Pilot-specific analytics.
|
|
|
|
|---|---|---|
| Basque | RandomForests/LASSO | To identify the risk factors of childhood obesity |
| Finland | Lexis diagram analysis | To aggregate, summarize and visualize the selected risk factors in a secure way to protect the privacy of patients |
| Finland | Descriptive analysis | To intuitively evaluate the health, social, and education status of the inhabitants in regional level on a yearly basis by using open data |
| Northern Ireland | Markov chain | To track patterns of behavior over time and to give better visualization to intuitively present how children move in and out of different types of care by estimating the probability of the transition between different types of care |
| Northern Ireland | LSTM Network | To predict the future status of children to improve the protection for children from the policy level |
| Republic of Ireland | ARIMA | To forecast the consumption of diabetic drugs |
Figure 5MIDAS UI screenshots. (A) Common view of generated dashboard. On top of the view are the menus to manage dashboards, add analytics and use the external resources. The reporting tool is located in the middle (hidden in figure) and the rest of the view is the open space for widgets. Users can freely resize and organize widgets in this space. The analytic results come from the MIDAS Analytics Backend, together with the widgets developed externally. (B) Reporting tool open with a single research question and an answer with two associated widgets. This tool is used to generate a PDF file, defining the research questions and answers and attaching the most suitable figures describing them from the available widgets. [2021] IEEE. Reprinted, with permission, from (31).

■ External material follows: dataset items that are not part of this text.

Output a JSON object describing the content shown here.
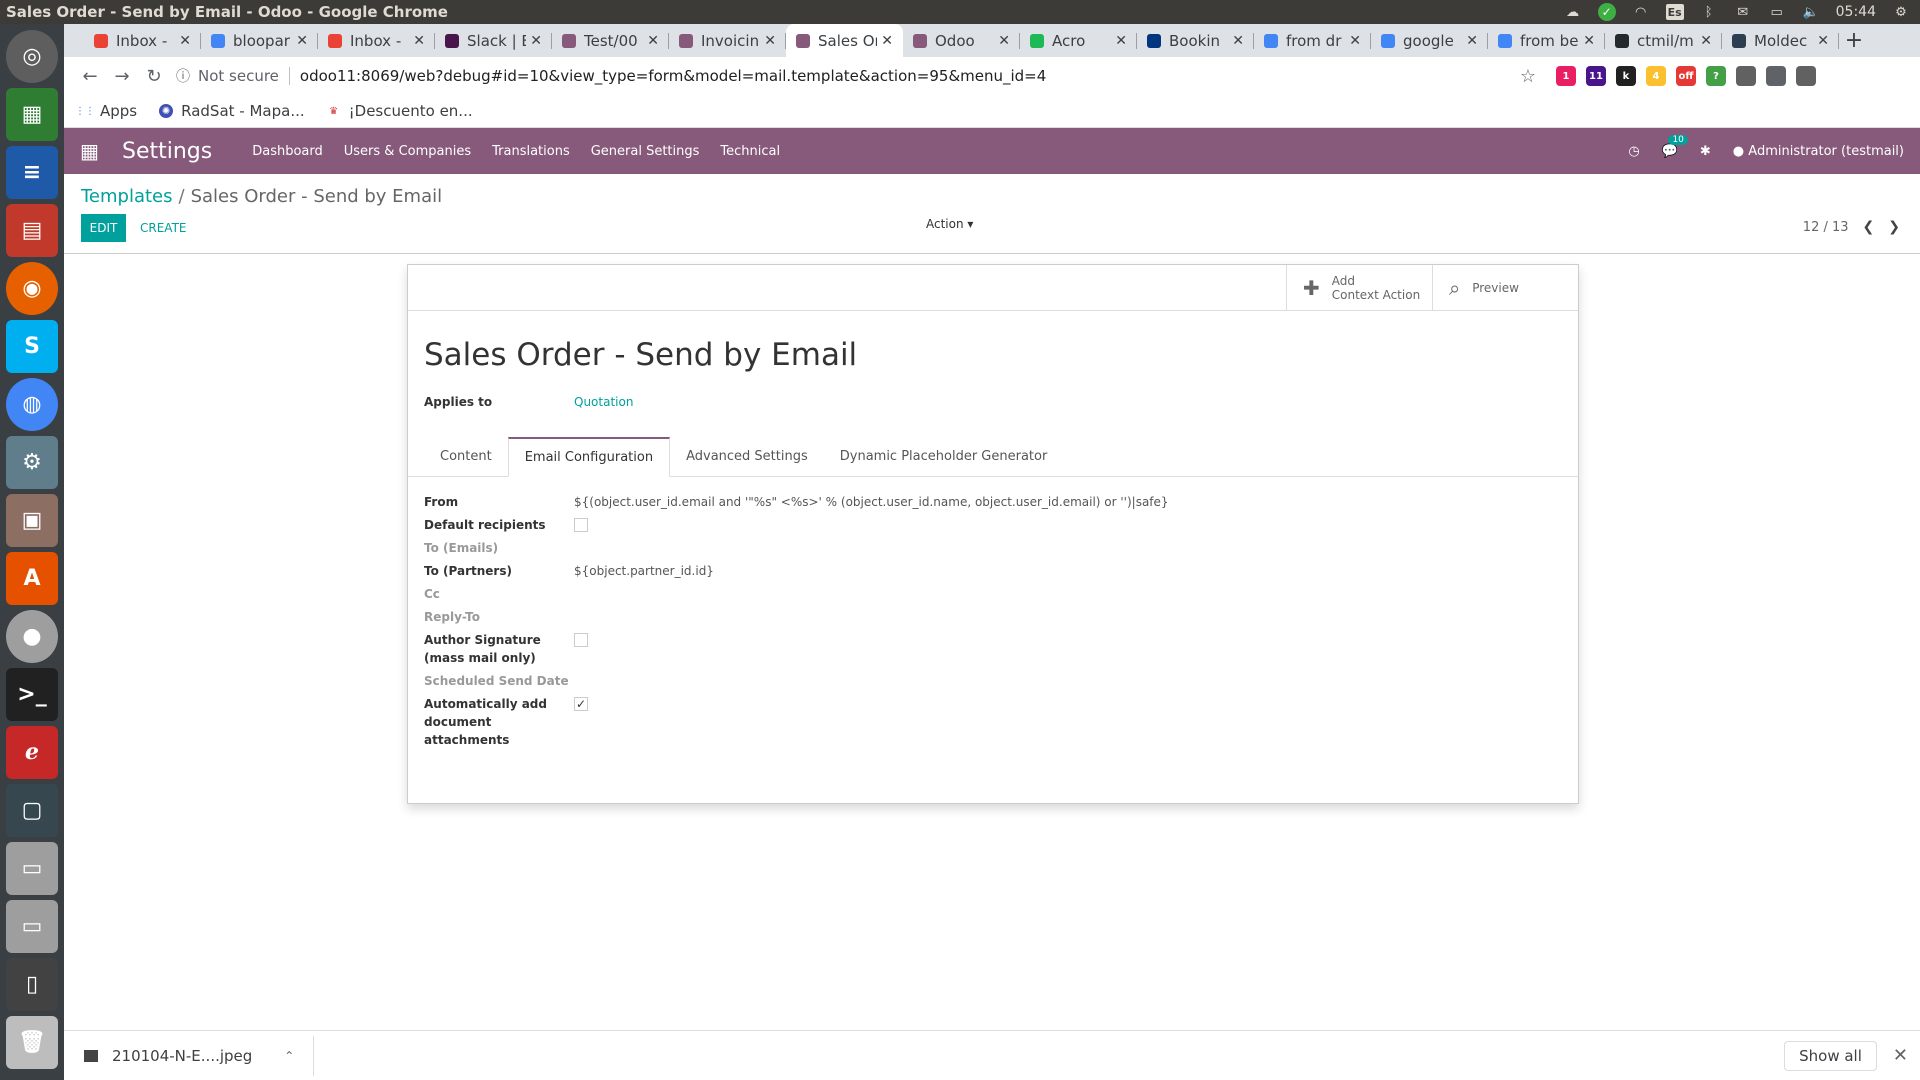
{
  "window_title": "Sales Order - Send by Email - Odoo - Google Chrome",
  "system_tray": {
    "lang": "Es",
    "time": "05:44"
  },
  "tabs": [
    {
      "label": "Inbox - ",
      "color": "#ea4335"
    },
    {
      "label": "bloopar",
      "color": "#4285f4"
    },
    {
      "label": "Inbox - ",
      "color": "#ea4335"
    },
    {
      "label": "Slack | E",
      "color": "#4a154b"
    },
    {
      "label": "Test/00",
      "color": "#875a7b"
    },
    {
      "label": "Invoicin",
      "color": "#875a7b"
    },
    {
      "label": "Sales Or",
      "color": "#875a7b"
    },
    {
      "label": "Odoo",
      "color": "#875a7b"
    },
    {
      "label": "Acro",
      "color": "#1db954"
    },
    {
      "label": "Bookin",
      "color": "#003580"
    },
    {
      "label": "from dr",
      "color": "#4285f4"
    },
    {
      "label": "google",
      "color": "#4285f4"
    },
    {
      "label": "from be",
      "color": "#4285f4"
    },
    {
      "label": "ctmil/m",
      "color": "#24292e"
    },
    {
      "label": "Moldec",
      "color": "#2c3e50"
    }
  ],
  "omnibox": {
    "security": "Not secure",
    "url": "odoo11:8069/web?debug#id=10&view_type=form&model=mail.template&action=95&menu_id=4"
  },
  "extensions": [
    "1",
    "11",
    "k",
    "4",
    "off",
    "?",
    "",
    "",
    ""
  ],
  "bookmarks": [
    {
      "label": "Apps"
    },
    {
      "label": "RadSat - Mapa..."
    },
    {
      "label": "¡Descuento en..."
    }
  ],
  "odoo_nav": {
    "brand": "Settings",
    "menu": [
      "Dashboard",
      "Users & Companies",
      "Translations",
      "General Settings",
      "Technical"
    ],
    "notif_count": "10",
    "user": "Administrator (testmail)"
  },
  "control_panel": {
    "breadcrumb_parent": "Templates",
    "breadcrumb_current": "Sales Order - Send by Email",
    "edit_label": "EDIT",
    "create_label": "CREATE",
    "action_label": "Action",
    "pager": "12 / 13"
  },
  "form": {
    "smart_buttons": [
      {
        "line1": "Add",
        "line2": "Context Action"
      },
      {
        "line1": "Preview",
        "line2": ""
      }
    ],
    "title": "Sales Order - Send by Email",
    "applies_to_label": "Applies to",
    "applies_to_value": "Quotation",
    "tabs": [
      "Content",
      "Email Configuration",
      "Advanced Settings",
      "Dynamic Placeholder Generator"
    ],
    "active_tab": "Email Configuration",
    "fields": {
      "from_label": "From",
      "from_value": "${(object.user_id.email and '\"%s\" <%s>' % (object.user_id.name, object.user_id.email) or '')|safe}",
      "default_recipients_label": "Default recipients",
      "to_emails_label": "To (Emails)",
      "to_partners_label": "To (Partners)",
      "to_partners_value": "${object.partner_id.id}",
      "cc_label": "Cc",
      "reply_to_label": "Reply-To",
      "author_signature_label1": "Author Signature",
      "author_signature_label2": "(mass mail only)",
      "scheduled_label": "Scheduled Send Date",
      "auto_attach_label1": "Automatically add",
      "auto_attach_label2": "document",
      "auto_attach_label3": "attachments"
    }
  },
  "download_bar": {
    "file": "210104-N-E....jpeg",
    "show_all": "Show all"
  }
}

Figure 6Open and Social Analytics. (A) Social Campaign Manager shows a high-level overview of the (i) sentiment and (ii) emotional analysis of the policy being studied by a Twitter social media campaign. The sentiment and emotions found in responses to a public online survey reaching out to the public to gather their voice on a specific health policy being considered on the dashboard. Clicking into the dashboard provides further insight including responses to particular questions and results processed using Natural Language Processing techniques showing the most common topics of conversation mentioned in the responses and the sentiment in which they were made. (B) MEDLINE custom widget that includes: (i) a list of the top ten MEDLINE articles with the first part of the abstract serving as a short description; (ii) a tag-cloud representing clusters of topics extracted from the MEDLINE articles including the searched keywords; and (iii) a target-shaped pointer that the user can move through the tag-cloud and by that, change the ranking of the listed articles. (C) News custom widget that consists of: (i) a word cloud that represents the main topics of the listed news, enabling a global perspective of the key topics before further activity; (ii) a list of news titles and first lines that are linked to the original news source; and (iii) the search choices where news are based on, defined by the filter and search options at the “Media Monitoring” menu of the external news dashboard.